Library httpspider
A smallish httpspider library providing basic spidering capabilities It consists of the following classes:
Options
LinkExtractor
URL
UrlQueue
Crawler
The following sample code shows how the spider could be used:
local crawler = httpspider.Crawler:new( host, port, '/', { scriptname = SCRIPT_NAME } )
crawler:set_timeout(10000)
local result
while(true) do
local status, r = crawler:crawl()
if ( not(status) ) then
break
end
if ( r.response.body:match(str_match) ) then
crawler:stop()
result = r.url
break
end
end
return result
For advanced use, the library currently supports a number of closures (withinhost, withindomain, doscraping). Please note, that withinhost and withindomain options also support boolean values. You will want to override them only for advanced use. You can define them using the following utilities:
iswithinhost
iswithindomain
isresource
The following sample code shows an example usage. We override the default withinhost method and we allow spidering only on resources within the host that they are not "js" or "css".
crawler.options.withinhost = function(url)
if crawler:iswithinhost(url)
and not crawler:isresource(url, "js")
and not crawler:isresource(url, "css") then
return true
end
end
Author:
Source: https://svn.nmap.org/nmap/nselib/httpspider.lua
Script Arguments
- httpspider.doscraping
Closure that overrides the default doscraping function used to check if the resource should be scraped (in terms of extracting any links within it). See the closure section above to override the default behaviour.
- httpspider.url
the url to start spidering. This is a URL relative to the scanned host eg. /default.html (default: /)
- httpspider.maxpagecount
the maximum amount of pages to visit. A negative value disables the limit (default: 20)

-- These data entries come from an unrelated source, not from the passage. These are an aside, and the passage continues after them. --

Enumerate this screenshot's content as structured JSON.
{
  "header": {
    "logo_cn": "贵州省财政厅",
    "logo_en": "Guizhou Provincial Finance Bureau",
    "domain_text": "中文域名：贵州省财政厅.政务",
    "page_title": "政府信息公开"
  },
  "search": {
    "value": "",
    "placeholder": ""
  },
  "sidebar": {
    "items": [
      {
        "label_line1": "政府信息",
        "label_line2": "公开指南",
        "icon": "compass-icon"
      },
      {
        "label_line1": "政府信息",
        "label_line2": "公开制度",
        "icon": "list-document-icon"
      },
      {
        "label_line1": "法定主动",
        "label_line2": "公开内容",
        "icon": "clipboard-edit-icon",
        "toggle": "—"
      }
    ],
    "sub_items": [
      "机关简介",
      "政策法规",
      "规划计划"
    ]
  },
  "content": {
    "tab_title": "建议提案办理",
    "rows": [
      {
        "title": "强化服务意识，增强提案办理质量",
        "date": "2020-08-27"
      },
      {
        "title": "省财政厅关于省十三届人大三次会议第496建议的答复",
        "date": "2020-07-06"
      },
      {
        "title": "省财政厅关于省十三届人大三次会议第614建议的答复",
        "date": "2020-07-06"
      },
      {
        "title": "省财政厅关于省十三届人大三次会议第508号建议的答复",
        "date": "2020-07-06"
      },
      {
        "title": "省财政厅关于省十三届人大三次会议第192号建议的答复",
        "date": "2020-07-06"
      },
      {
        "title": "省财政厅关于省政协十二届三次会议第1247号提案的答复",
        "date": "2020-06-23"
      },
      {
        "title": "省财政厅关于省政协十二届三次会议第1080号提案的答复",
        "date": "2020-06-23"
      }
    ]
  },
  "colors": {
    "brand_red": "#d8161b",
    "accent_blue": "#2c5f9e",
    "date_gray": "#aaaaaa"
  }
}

- httpspider.useheadfornonwebfiles
if set, the crawler would use HEAD instead of GET for files that do not have extensions indicating that they are webpages (the list of webpage extensions is located in nselib/data/http-web-files-extensions.lst)
- httpspider.noblacklist
if set, doesn't load the default blacklist
- httpspider.maxdepth
the maximum amount of directories beneath the initial url to spider. A negative value disables the limit. (default: 3)
- httpspider.withinhost
Closure that overrides the default withinhost function that only spiders URLs within the same host. If this is set to false the crawler will spider URLs both inside and outside the host. See the closure section above to override the default behaviour. (default: true)
- httpspider.withindomain
Closure that overrides the default withindomain function that only spiders URLs within the same domain. This widens the scope from
withinhostand can not be used in combination. See the closure section above to override the default behaviour. (default: false)